Les 24% d'intentions de vote attribués par les sondages à
Carlos Gaviria paraissent néanmoins encore dérisoires face aux 55% dont est crédité
le président Alvaro Uribe. Comme en 2002, ce dernier place sa probable
réélection sous la bannière de la sécurité.
Sans vaincre la vieille guérilla des FARC, il l'a contrainte à
reculer. Celle, moins puissante, de l'ELN (Armée de libération
nationale) penche pour la négociation.

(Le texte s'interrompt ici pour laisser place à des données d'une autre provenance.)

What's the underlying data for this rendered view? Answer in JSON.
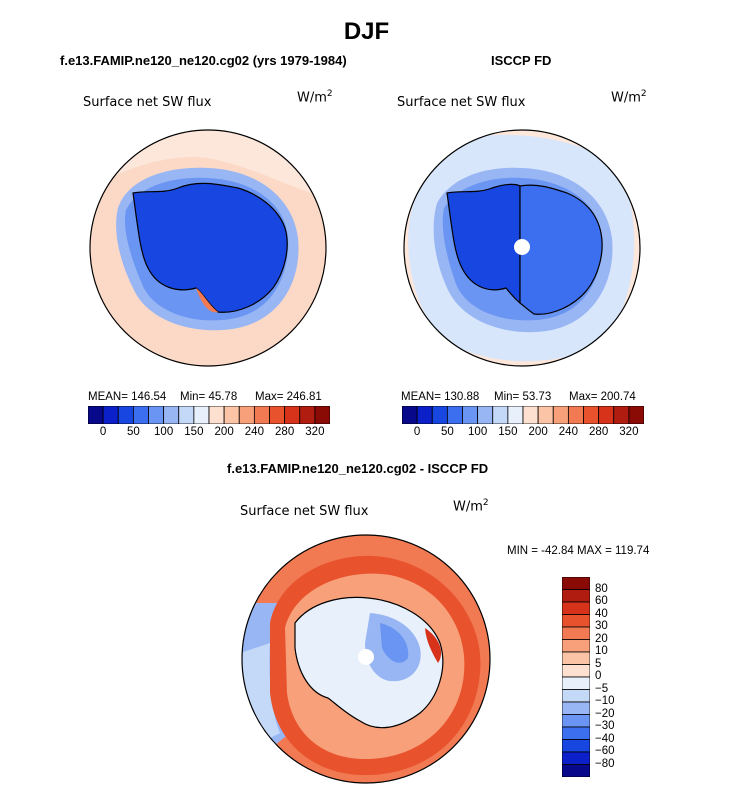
{
  "title": "DJF",
  "panels": {
    "left": {
      "title": "f.e13.FAMIP.ne120_ne120.cg02 (yrs 1979-1984)",
      "variable": "Surface net SW flux",
      "units_base": "W/m",
      "units_exp": "2",
      "stats": {
        "mean": "MEAN= 146.54",
        "min": "Min=  45.78",
        "max": "Max= 246.81"
      }
    },
    "right": {
      "title": "ISCCP FD",
      "variable": "Surface net SW flux",
      "units_base": "W/m",
      "units_exp": "2",
      "stats": {
        "mean": "MEAN= 130.88",
        "min": "Min=  53.73",
        "max": "Max= 200.74"
      }
    },
    "diff": {
      "title": "f.e13.FAMIP.ne120_ne120.cg02 - ISCCP FD",
      "variable": "Surface net SW flux",
      "units_base": "W/m",
      "units_exp": "2",
      "minmax": "MIN = -42.84 MAX = 119.74"
    }
  },
  "abs_colorbar": {
    "colors": [
      "#08088a",
      "#0b20c8",
      "#1846e0",
      "#3c6ff0",
      "#6a95f2",
      "#98b6f4",
      "#c4d8f8",
      "#e8f0fc",
      "#fde0d0",
      "#fbc4a6",
      "#f7a07a",
      "#f17a52",
      "#e8532e",
      "#d6331a",
      "#b01c10",
      "#8a0a06"
    ],
    "ticks": [
      "0",
      "50",
      "100",
      "150",
      "200",
      "240",
      "280",
      "320"
    ]
  },
  "diff_colorbar": {
    "colors": [
      "#8a0a06",
      "#b01c10",
      "#d6331a",
      "#e8532e",
      "#f17a52",
      "#f7a07a",
      "#fbc4a6",
      "#fde0d0",
      "#e8f0fc",
      "#c4d8f8",
      "#98b6f4",
      "#6a95f2",
      "#3c6ff0",
      "#1846e0",
      "#0b20c8",
      "#08088a"
    ],
    "labels": [
      "80",
      "60",
      "40",
      "30",
      "20",
      "10",
      "5",
      "0",
      "−5",
      "−10",
      "−20",
      "−30",
      "−40",
      "−60",
      "−80"
    ]
  },
  "map_colors": {
    "ocean_warm": "#fbd9c6",
    "ocean_light": "#fde6da",
    "ice_ring": "#6a95f2",
    "ice_mid": "#3c6ff0",
    "land_blue": "#1846e0",
    "land_light": "#6a95f2",
    "pale_blue": "#d8e6fb",
    "diff_red": "#e8532e",
    "diff_orange": "#f17a52",
    "diff_light": "#fbc4a6",
    "diff_pale": "#e8f0fc",
    "diff_blue": "#98b6f4"
  }
}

M. Uribe a aussi réduit
la délinquance dans les grandes villes.
Aux législatives du 12 mars dernier, les formations proches d'Alvaro Uribe
ont conquis la majorité absolue des deux chambres parlementaires. (Dissident du Parti
Libéral, M. Uribe n'a pas fondé un parti qui lui soit vraiment propre).

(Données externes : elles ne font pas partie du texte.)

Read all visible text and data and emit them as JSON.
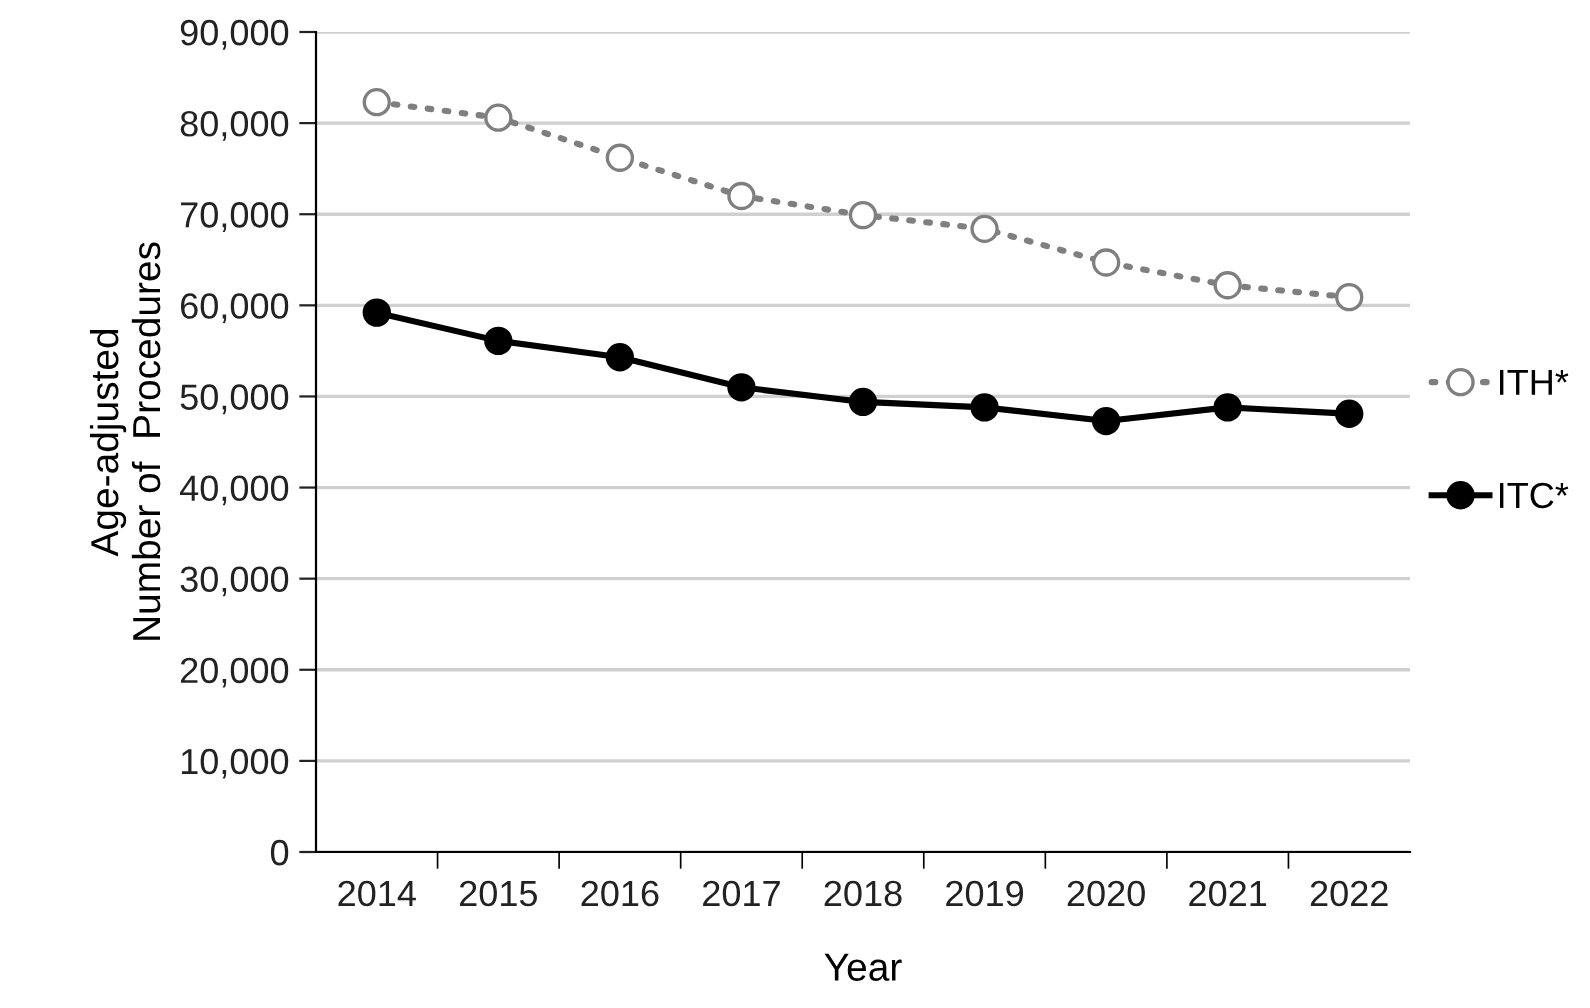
{
  "chart_data": {
    "type": "line",
    "xlabel": "Year",
    "ylabel": "Age-adjusted\nNumber of  Procedures",
    "categories": [
      "2014",
      "2015",
      "2016",
      "2017",
      "2018",
      "2019",
      "2020",
      "2021",
      "2022"
    ],
    "series": [
      {
        "name": "ITH*",
        "color": "#7f7f7f",
        "line_style": "dotted",
        "values": [
          82300,
          80600,
          76200,
          72000,
          69900,
          68400,
          64700,
          62200,
          60900
        ]
      },
      {
        "name": "ITC*",
        "color": "#000000",
        "line_style": "solid",
        "values": [
          59200,
          56100,
          54300,
          51000,
          49400,
          48800,
          47300,
          48800,
          48100
        ]
      }
    ],
    "marker": "circle",
    "ylim": [
      0,
      90000
    ],
    "yticks": [
      {
        "value": 0,
        "label": "0"
      },
      {
        "value": 10000,
        "label": "10,000"
      },
      {
        "value": 20000,
        "label": "20,000"
      },
      {
        "value": 30000,
        "label": "30,000"
      },
      {
        "value": 40000,
        "label": "40,000"
      },
      {
        "value": 50000,
        "label": "50,000"
      },
      {
        "value": 60000,
        "label": "60,000"
      },
      {
        "value": 70000,
        "label": "70,000"
      },
      {
        "value": 80000,
        "label": "80,000"
      },
      {
        "value": 90000,
        "label": "90,000"
      }
    ],
    "grid": "y",
    "legend": "right"
  }
}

Mais si ce dimanche 28 mai le président n'était pas réélu
dès le premier tour, ses adversaires, essentiellement Carlos Gaviria
et le social-démocrate Horacio Serpa (candidat du Parti Libéral),
tenteraient de s'unir avant le 18 juin, date d'un second tour éventuel.
Cette possibilité et une surprise finale désagréable
pour Alvaro Uribe ne sont pas à exclure. C'est pourquoi la guérilla
des FARC a annoncé qu'elle ne saboterait pas cette élection
présidentielle, alors qu'elle avait prôné le boycott
de urnes et menacé de mort les électeurs lors de précédents
scrutins.
Les guérilleros demandent simplement de ne pas voter pour Alvaro Uribe,
moins enclin que Carlos Gaviria à négocier avec les rebelles
un cessez-le-feu et un échange humanitaire dont bénéficierait
notamment la Franco-Colombienne Ingrid Betancourt, otage des FARC depuis
le 23 février 2002. Les observateurs s'attendent néanmoins
à une vague d'attentats de la guérilla si la victoire d'Alvaro
Uribe se concrétisait.
Dans une Amérique du Sud qui vire à gauche, cette victoire
renforcerait l'isolement relatif d'une Colombie stratégiquement alliée
aux Etats-Unis. Mais la lutte d'influence pour l'hégémonie
régionale entre le Venezuela d'Hugo Chavez et le Brésil de
Luiz Inacio Lula da Silva permettra probablement à Bogota de resserrer
avec Brasilia des liens déjà amicaux.
Le principal défi de la Colombie reste de conclure la paix avec elle-même
après 42 ans d'un conflit intérieur qui a fait plus
de 200.000 morts et déplacé près de 10% des 42 millions
de Colombiens.
Critiquée dans ses modalités par les organisations humanitaires,
la démobilisation de 30.000 paramilitaires d'extrême droite,
obtenue par Alvaro Uribe en échange d'une certaine mansuétude
à l'égard d'atrocités, n'incite pas les FARC à
déposer les armes à leur tour.
Aussi dédaigneuse des droits humains que ses adversaires
paramilitaires et financée comme eux par le narcotrafic, le racket et le rançonnement de
familles de séquestrés, cette guérilla se considère
comme Etat et pouvoir dans les territoires qu'elle contrôle. "Ce que
nous voulons, c'est gouverner" affirment régulièrement Raul
Reyes et d'autres chefs guérilleros.